I will not attempt to deny that the musical standards of the D'Oyly Carte frequently leave a great deal to be desired, but the question is whether one is justified in demanding this. During the Centenary Celebrations last year I spoke to a gentleman from Canada [Charles Hayter] who is studying Gilbert as an English Literary figure, and who expressed amazement and horror that in London Gilbert & Sullivan productions were reviewed by music critics when they should so obviously be reviewed by drama critics. (The fact that drama critics would probably find as much fault with them as music critics currently do is beside the point). In the early 1930s Lady Gilbert remarked to the press that the musical standards then were infinitely superior to what they were in Gilbert' s day. May it not be that Gilbert & Sullivan regarded their operas as sophisticated plays with music and would be appalled to know the way in which their plays are being criticised today. After all, you do not feel obliged to comment on the musical standards of (say) Showboat. May it not be that the musical standards which you demand are a luxury not required, or even expected, by the majority of those who habitually attend D'Oyly Carte performances. What they ask is tradition, which, incidentally, is not entirely unchanged, and is not necessarily bad, as the traditional performances of the Japanese Noh Theatre would demonstrate. As the Fairy Queen in Iolanthe might have said " I see no objection to tradition, in moderation."

Mr.
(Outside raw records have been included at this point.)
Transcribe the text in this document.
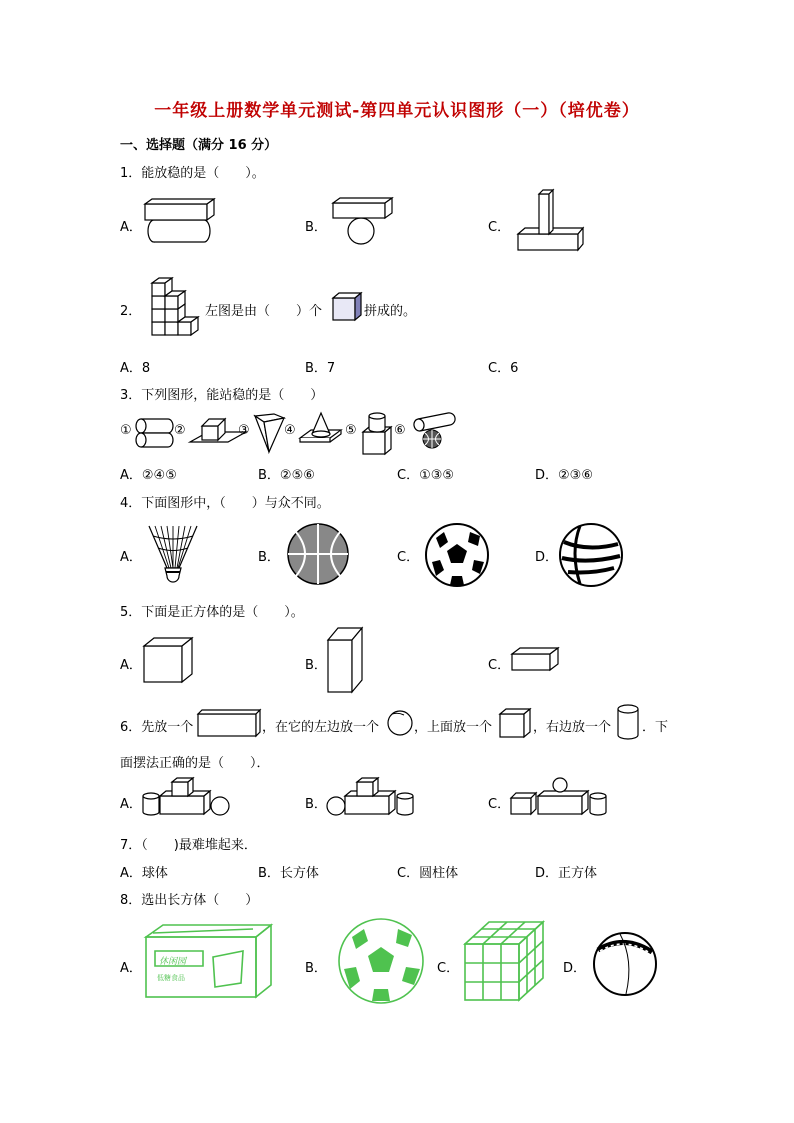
一年级上册数学单元测试-第四单元认识图形（一）（培优卷）
一、选择题（满分 16 分）
1．能放稳的是（　　）。
A．	B．	C．
2．	左图是由（　　）个	拼成的。
A．8	B．7	C．6
3．下列图形，能站稳的是（　　）
①	②	③	④	⑤	⑥
A．②④⑤	B．②⑤⑥	C．①③⑤	D．②③⑥
4．下面图形中，（　　）与众不同。
A．	B．	C．	D．
5．下面是正方体的是（　　）。
A．	B．	C．
6．先放一个	，在它的左边放一个	，上面放一个	，右边放一个 ．下
面摆法正确的是（　　）．
A．	B．	C．
7．（　　)最难堆起来．
A．球体	B．长方体	C．圆柱体	D．正方体
8．选出长方体（　　）
A．	B．	C．	D．
休闲园
低糖食品
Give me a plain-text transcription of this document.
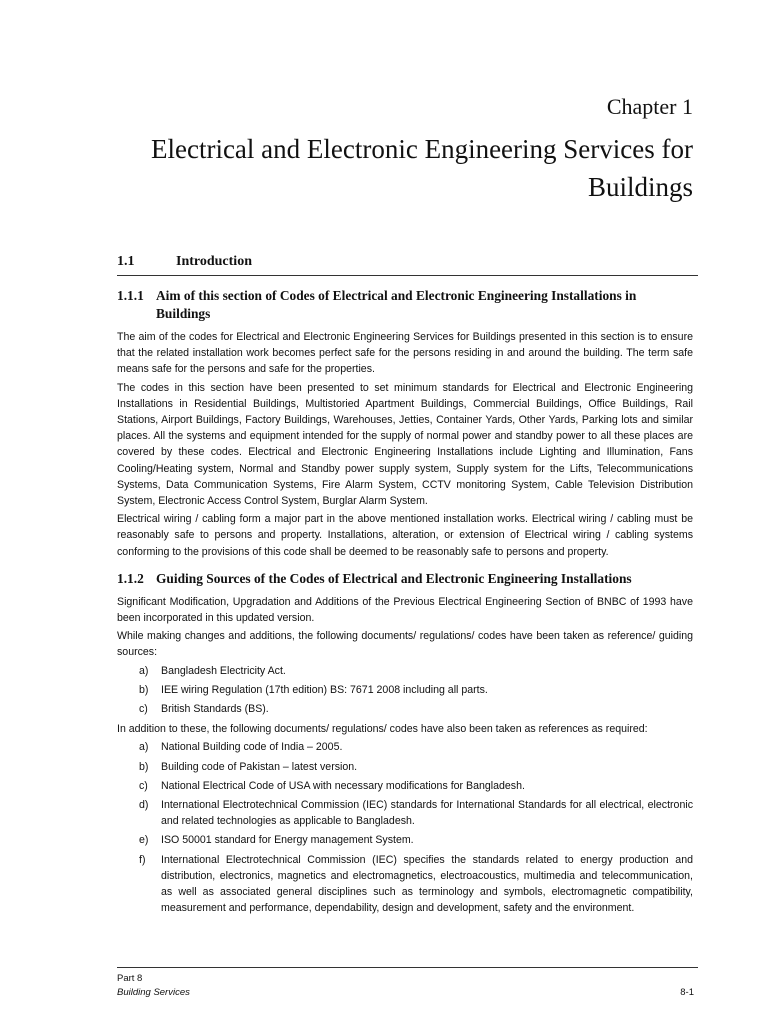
Chapter 1
Electrical and Electronic Engineering Services for Buildings
1.1	Introduction
1.1.1 Aim of this section of Codes of Electrical and Electronic Engineering Installations in Buildings

The aim of the codes for Electrical and Electronic Engineering Services for Buildings presented in this section is to ensure that the related installation work becomes perfect safe for the persons residing in and around the building. The term safe means safe for the persons and safe for the properties.

The codes in this section have been presented to set minimum standards for Electrical and Electronic Engineering Installations in Residential Buildings, Multistoried Apartment Buildings, Commercial Buildings, Office Buildings, Rail Stations, Airport Buildings, Factory Buildings, Warehouses, Jetties, Container Yards, Other Yards, Parking lots and similar places. All the systems and equipment intended for the supply of normal power and standby power to all these places are covered by these codes. Electrical and Electronic Engineering Installations include Lighting and Illumination, Fans Cooling/Heating system, Normal and Standby power supply system, Supply system for the Lifts, Telecommunications Systems, Data Communication Systems, Fire Alarm System, CCTV monitoring System, Cable Television Distribution System, Electronic Access Control System, Burglar Alarm System.

Electrical wiring / cabling form a major part in the above mentioned installation works. Electrical wiring / cabling must be reasonably safe to persons and property. Installations, alteration, or extension of Electrical wiring / cabling systems conforming to the provisions of this code shall be deemed to be reasonably safe to persons and property.

1.1.2 Guiding Sources of the Codes of Electrical and Electronic Engineering Installations

Significant Modification, Upgradation and Additions of the Previous Electrical Engineering Section of BNBC of 1993 have been incorporated in this updated version.

While making changes and additions, the following documents/ regulations/ codes have been taken as reference/ guiding sources:

a)	Bangladesh Electricity Act.
b)	IEE wiring Regulation (17th edition) BS: 7671 2008 including all parts.
c)	British Standards (BS).

In addition to these, the following documents/ regulations/ codes have also been taken as references as required:

a)	National Building code of India – 2005.
b)	Building code of Pakistan – latest version.
c)	National Electrical Code of USA with necessary modifications for Bangladesh.
d)	International Electrotechnical Commission (IEC) standards for International Standards for all electrical, electronic and related technologies as applicable to Bangladesh.
e)	ISO 50001 standard for Energy management System.
f)	International Electrotechnical Commission (IEC) specifies the standards related to energy production and distribution, electronics, magnetics and electromagnetics, electroacoustics, multimedia and telecommunication, as well as associated general disciplines such as terminology and symbols, electromagnetic compatibility, measurement and performance, dependability, design and development, safety and the environment.
Part 8
Building Services	8-1
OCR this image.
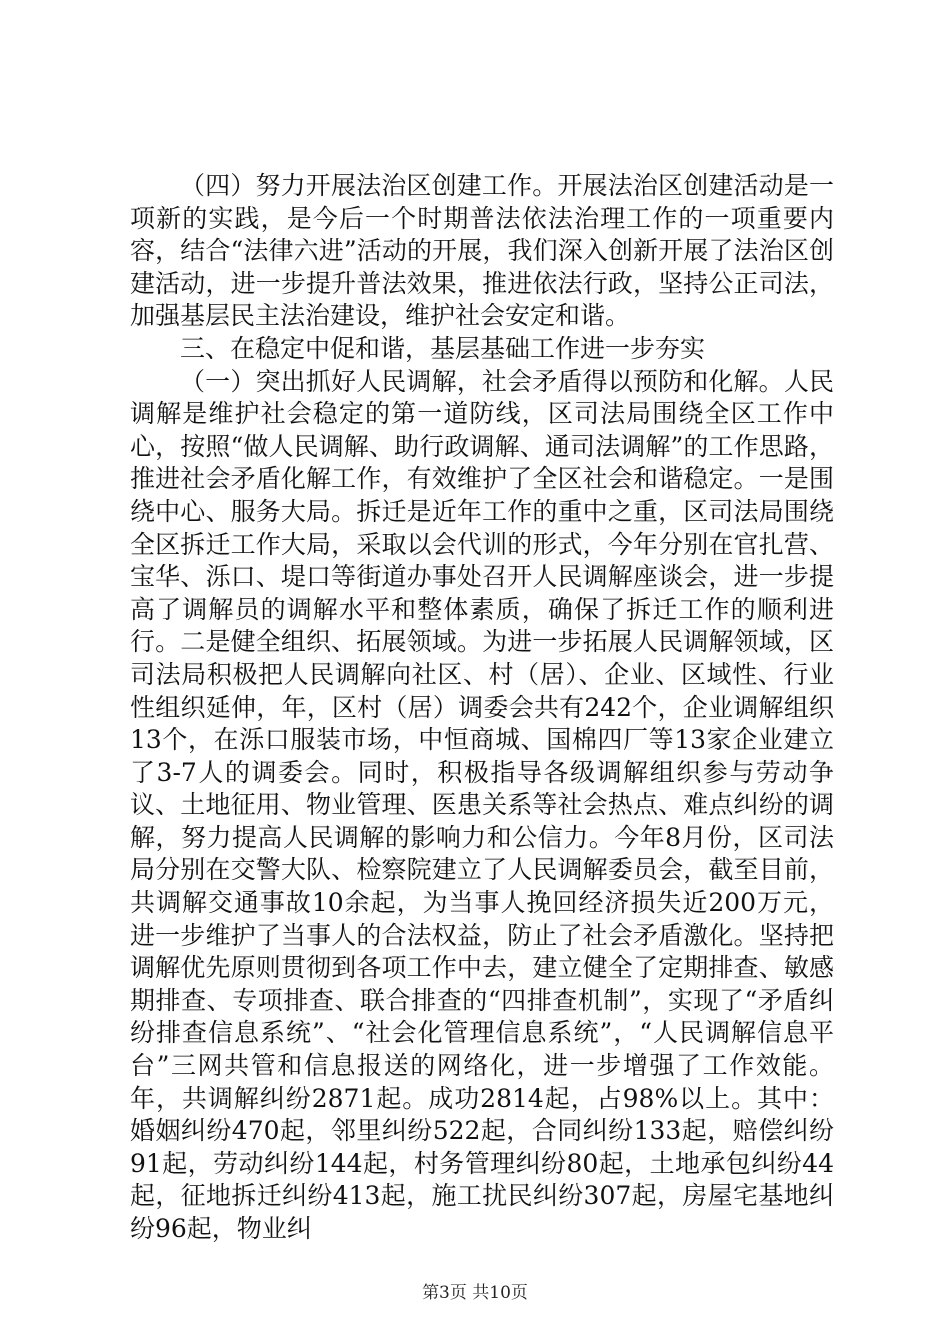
（四）努力开展法治区创建工作。开展法治区创建活动是一项新的实践，是今后一个时期普法依法治理工作的一项重要内容，结合“法律六进”活动的开展，我们深入创新开展了法治区创建活动，进一步提升普法效果，推进依法行政，坚持公正司法，加强基层民主法治建设，维护社会安定和谐。

三、在稳定中促和谐，基层基础工作进一步夯实

（一）突出抓好人民调解，社会矛盾得以预防和化解。人民调解是维护社会稳定的第一道防线，区司法局围绕全区工作中心，按照“做人民调解、助行政调解、通司法调解”的工作思路，推进社会矛盾化解工作，有效维护了全区社会和谐稳定。一是围绕中心、服务大局。拆迁是近年工作的重中之重，区司法局围绕全区拆迁工作大局，采取以会代训的形式，今年分别在官扎营、宝华、泺口、堤口等街道办事处召开人民调解座谈会，进一步提高了调解员的调解水平和整体素质，确保了拆迁工作的顺利进行。二是健全组织、拓展领域。为进一步拓展人民调解领域，区司法局积极把人民调解向社区、村（居）、企业、区域性、行业性组织延伸，年，区村（居）调委会共有242个，企业调解组织13个，在泺口服装市场，中恒商城、国棉四厂等13家企业建立了3-7人的调委会。同时，积极指导各级调解组织参与劳动争议、土地征用、物业管理、医患关系等社会热点、难点纠纷的调解，努力提高人民调解的影响力和公信力。今年8月份，区司法局分别在交警大队、检察院建立了人民调解委员会，截至目前，共调解交通事故10余起，为当事人挽回经济损失近200万元，进一步维护了当事人的合法权益，防止了社会矛盾激化。坚持把调解优先原则贯彻到各项工作中去，建立健全了定期排查、敏感期排查、专项排查、联合排查的“四排查机制”，实现了“矛盾纠纷排查信息系统”、“社会化管理信息系统”，“人民调解信息平台”三网共管和信息报送的网络化，进一步增强了工作效能。年，共调解纠纷2871起。成功2814起，占98%以上。其中：婚姻纠纷470起，邻里纠纷522起，合同纠纷133起，赔偿纠纷91起，劳动纠纷144起，村务管理纠纷80起，土地承包纠纷44起，征地拆迁纠纷413起，施工扰民纠纷307起，房屋宅基地纠纷96起，物业纠

第3页 共10页
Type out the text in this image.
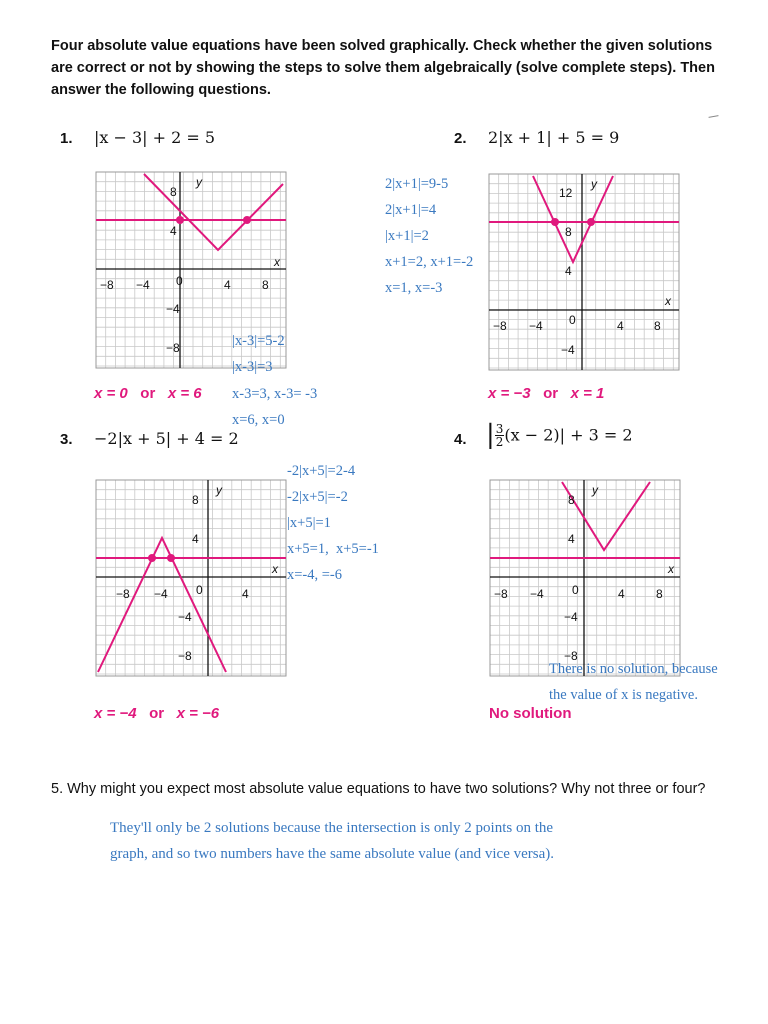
Four absolute value equations have been solved graphically. Check whether the given solutions are correct or not by showing the steps to solve them algebraically (solve complete steps). Then answer the following questions.
1. |x − 3| + 2 = 5	2. 2|x + 1| + 5 = 9
−8 −4 0	4	8
8
4
−4
−8
x
y
|x-3|=5-2
|x-3|=3
x-3=3, x-3= -3
x=6, x=0
x = 0 or x = 6
2|x+1|=9-5
2|x+1|=4
|x+1|=2
x+1=2, x+1=-2
x=1, x=-3
−8 −4 0	4	8
12
8
4
−4
x
y
x = −3 or x = 1
3. −2|x + 5| + 4 = 2	4. | $\frac{3}{2} (x - 2)| + 3 = 2$
-2|x+5|=2-4
-2|x+5|=-2
|x+5|=1
x+5=1,  x+5=-1
x=-4, =-6
−8 −4 0	4
8
4
−4
−8
x
y
−8 −4 0	4	8
8
4
−4
−8
x
y
There is no solution, because
the value of x is negative.
x = −4 or x = −6	No solution
5. Why might you expect most absolute value equations to have two solutions? Why not three or four?
They'll only be 2 solutions because the intersection is only 2 points on the
graph, and so two numbers have the same absolute value (and vice versa).
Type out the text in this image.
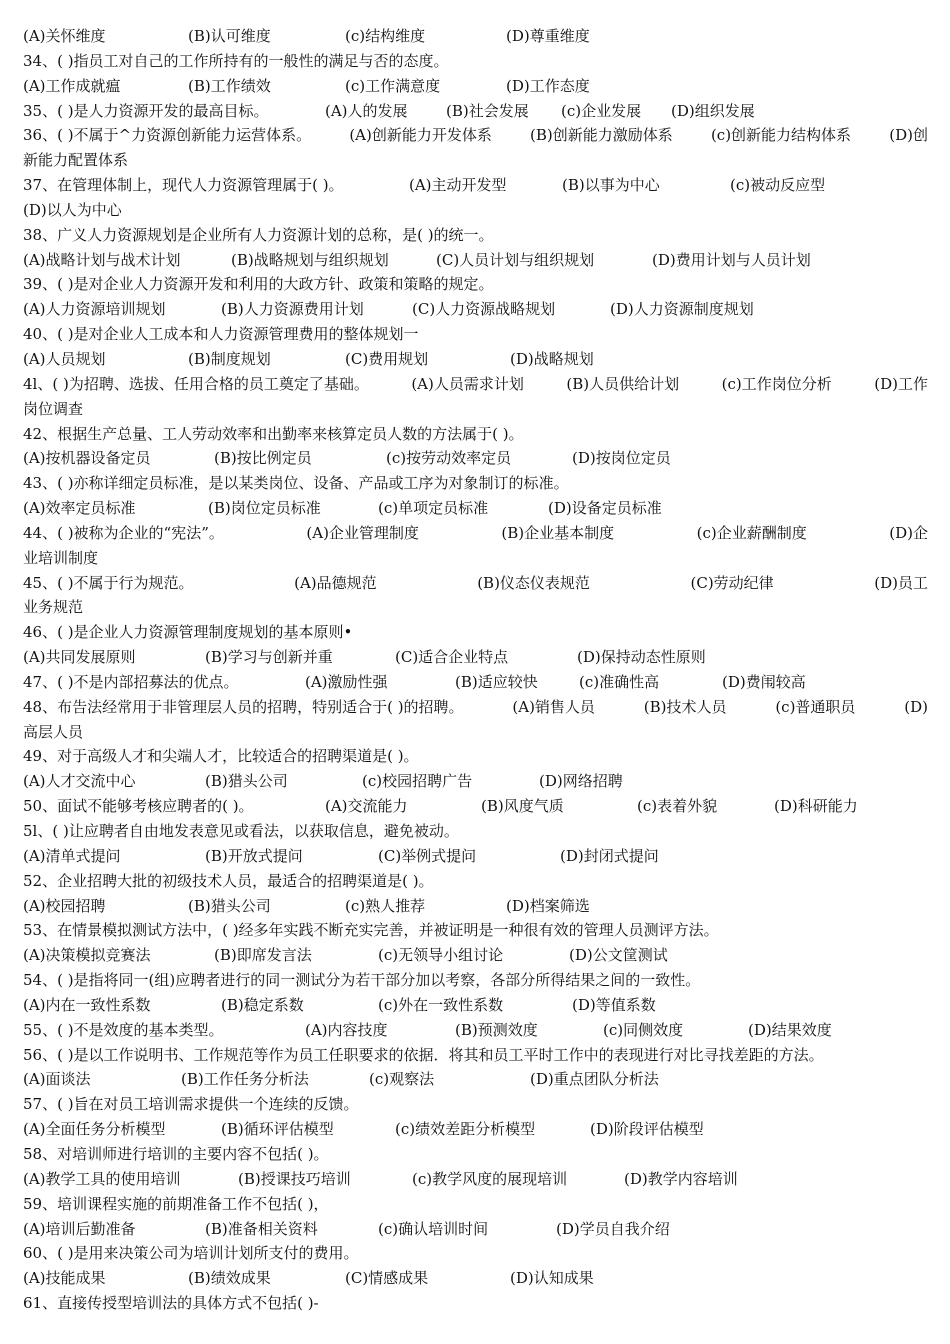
(A)关怀维度	(B)认可维度	(c)结构维度	(D)尊重维度
34、( )指员工对自己的工作所持有的一般性的满足与否的态度。
(A)工作成就瘟	(B)工作绩效	(c)工作满意度	(D)工作态度
35、( )是人力资源开发的最高目标。	(A)人的发展	(B)社会发展 (c)企业发展 (D)组织发展
36、( )不属于^力资源创新能力运营体系。	(A)创新能力开发体系	(B)创新能力激励体系	(c)创新能力结构体系	(D)创
新能力配置体系
37、在管理体制上，现代人力资源管理属于( )。	(A)主动开发型	(B)以事为中心	(c)被动反应型
(D)以人为中心
38、广义人力资源规划是企业所有人力资源计划的总称，是( )的统一。
(A)战略计划与战术计划	(B)战略规划与组织规划	(C)人员计划与组织规划	(D)费用计划与人员计划
39、( )是对企业人力资源开发和利用的大政方针、政策和策略的规定。
(A)人力资源培训规划	(B)人力资源费用计划	(C)人力资源战略规划	(D)人力资源制度规划
40、( )是对企业人工成本和人力资源管理费用的整体规划一
(A)人员规划	(B)制度规划	(C)费用规划	(D)战略规划
4l、( )为招聘、选拔、任用合格的员工奠定了基础。	(A)人员需求计划	(B)人员供给计划	(c)工作岗位分析	(D)工作
岗位调查
42、根据生产总量、工人劳动效率和出勤率来核算定员人数的方法属于( )。
(A)按机器设备定员	(B)按比例定员	(c)按劳动效率定员	(D)按岗位定员
43、( )亦称详细定员标准，是以某类岗位、设备、产品或工序为对象制订的标准。
(A)效率定员标准	(B)岗位定员标准	(c)单项定员标准	(D)设备定员标准
44、( )被称为企业的“宪法”。	(A)企业管理制度	(B)企业基本制度	(c)企业薪酬制度	(D)企
业培训制度
45、( )不属于行为规范。	(A)品德规范	(B)仪态仪表规范	(C)劳动纪律	(D)员工
业务规范
46、( )是企业人力资源管理制度规划的基本原则•
(A)共同发展原则	(B)学习与创新并重	(C)适合企业特点	(D)保持动态性原则
47、( )不是内部招募法的优点。	(A)激励性强	(B)适应较快	(c)准确性高	(D)费闱较高
48、布告法经常用于非管理层人员的招聘，特别适合于( )的招聘。	(A)销售人员	(B)技术人员	(c)普通职员	(D)
高层人员
49、对于高级人才和尖端人才，比较适合的招聘渠道是( )。
(A)人才交流中心	(B)猎头公司	(c)校园招聘广告	(D)网络招聘
50、面试不能够考核应聘者的( )。	(A)交流能力	(B)风度气质	(c)表着外貌	(D)科研能力
5l、( )让应聘者自由地发表意见或看法，以获取信息，避免被动。
(A)清单式提问	(B)开放式提问	(C)举例式提问	(D)封闭式提问
52、企业招聘大批的初级技术人员，最适合的招聘渠道是( )。
(A)校园招聘	(B)猎头公司	(c)熟人推荐	(D)档案筛选
53、在情景模拟测试方法中，( )经多年实践不断充实完善，并被证明是一种很有效的管理人员测评方法。
(A)决策模拟竞赛法	(B)即席发言法	(c)无领导小组讨论	(D)公文筐测试
54、( )是指将同一(组)应聘者进行的同一测试分为若干部分加以考察，各部分所得结果之间的一致性。
(A)内在一致性系数	(B)稳定系数	(c)外在一致性系数	(D)等值系数
55、( )不是效度的基本类型。	(A)内容技度	(B)预测效度	(c)同侧效度	(D)结果效度
56、( )是以工作说明书、工作规范等作为员工任职要求的依据．将其和员工平时工作中的表现进行对比寻找差距的方法。
(A)面谈法	(B)工作任务分析法	(c)观察法	(D)重点团队分析法
57、( )旨在对员工培训需求提供一个连续的反馈。
(A)全面任务分析模型	(B)循环评估模型	(c)绩效差距分析模型	(D)阶段评估模型
58、对培训师进行培训的主要内容不包括( )。
(A)教学工具的使用培训	(B)授课技巧培训	(c)教学风度的展现培训	(D)教学内容培训
59、培训课程实施的前期准备工作不包括( )，
(A)培训后勤准备	(B)准备相关资料	(c)确认培训时间	(D)学员自我介绍
60、( )是用来决策公司为培训计划所支付的费用。
(A)技能成果	(B)绩效成果	(C)情感成果	(D)认知成果
61、直接传授型培训法的具体方式不包括( )-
Rosenthal replied briefly, thanking me for my letter, and adding "I am not so sure that drama critics, nearly all of whom are now regular attenders of opera performances, would be any less critical of G & S's present musical standards." As I had already made this point, Mr. Rosenthal obviously cannot have read my letter very carefully, at any rate he did not print it, and evidently replied in haste, as he even managed to mis-type the spelling of his own name!